Although rainfall has now calmed, 40,000 people around New South Wales had been ordered to evacuate their homes, including dozens in Sydney.

On Wednesday, New South Wales' death toll climbed to nine as police found the body of a 50-year-old truck driver in floodwater in Sydney's outskirts.

Picture of people standing on the banks of a flooded street in Cabarita
In Cabarita, New South Wales, the floods blocked roadsImage: REUTERS

The local Northern Beaches Mayor Michael Regan said some areas of Sydney had been hit with sudden flash floods and multiple landslips on Tuesday, with debris still blocking many roads on Wednesday.

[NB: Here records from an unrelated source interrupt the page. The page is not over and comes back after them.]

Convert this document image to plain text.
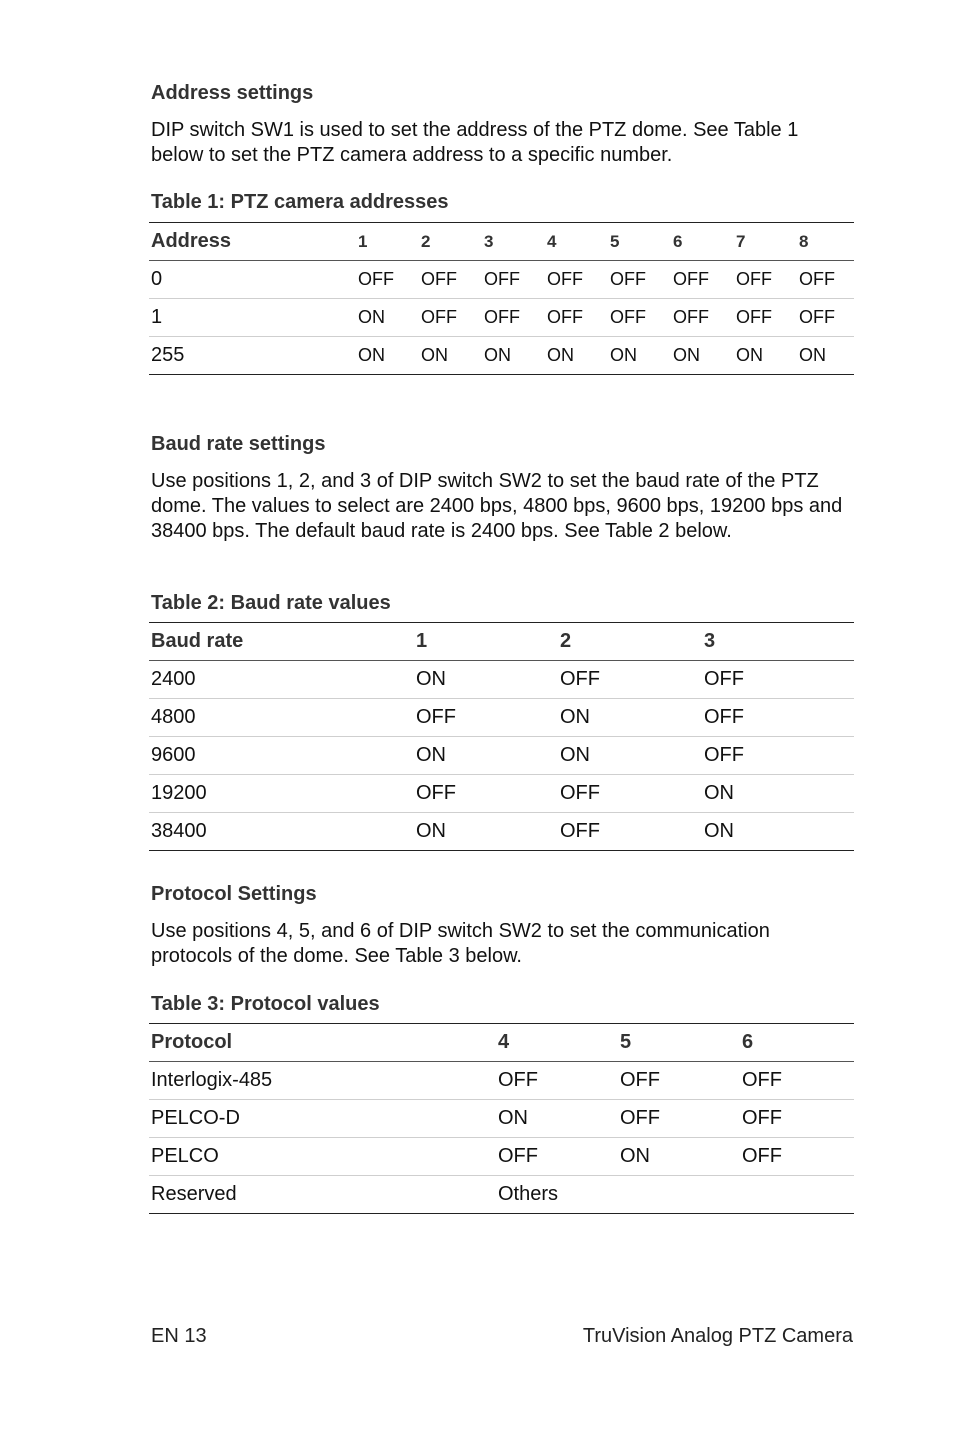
Address settings
DIP switch SW1 is used to set the address of the PTZ dome. See Table 1 below to set the PTZ camera address to a specific number.
Table 1: PTZ camera addresses
Address	1	2	3	4	5	6	7	8
0	OFF	OFF	OFF	OFF	OFF	OFF	OFF	OFF
1	ON	OFF	OFF	OFF	OFF	OFF	OFF	OFF
255	ON	ON	ON	ON	ON	ON	ON	ON
Baud rate settings
Use positions 1, 2, and 3 of DIP switch SW2 to set the baud rate of the PTZ dome. The values to select are 2400 bps, 4800 bps, 9600 bps, 19200 bps and 38400 bps. The default baud rate is 2400 bps. See Table 2 below.
Table 2: Baud rate values
Baud rate	1	2	3
2400	ON	OFF	OFF
4800	OFF	ON	OFF
9600	ON	ON	OFF
19200	OFF	OFF	ON
38400	ON	OFF	ON
Protocol Settings
Use positions 4, 5, and 6 of DIP switch SW2 to set the communication protocols of the dome. See Table 3 below.
Table 3: Protocol values
Protocol	4	5	6
Interlogix-485	OFF	OFF	OFF
PELCO-D	ON	OFF	OFF
PELCO	OFF	ON	OFF
Reserved	Others		
EN 13	TruVision Analog PTZ Camera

"Yesterday was bizarre. It was intense. It was biblical,'' Regan told Nine Network television.

'The water is rising, no more compromising'

Morrison, who is lagging in polls ahead of an election before May, kept media away from his meetings with flood victims, which he said was to protect their privacy.

Meanwhile, television footage showed some people gathered in front of an emergency operations center Morrison visited, yelling, "The water is rising, no more compromising" and "fossil fuel floods."

Late last year, the prime minister's conservative government adopted a net-zero carbon emissions target by 2050, but climate activists are demanding more aggressive action.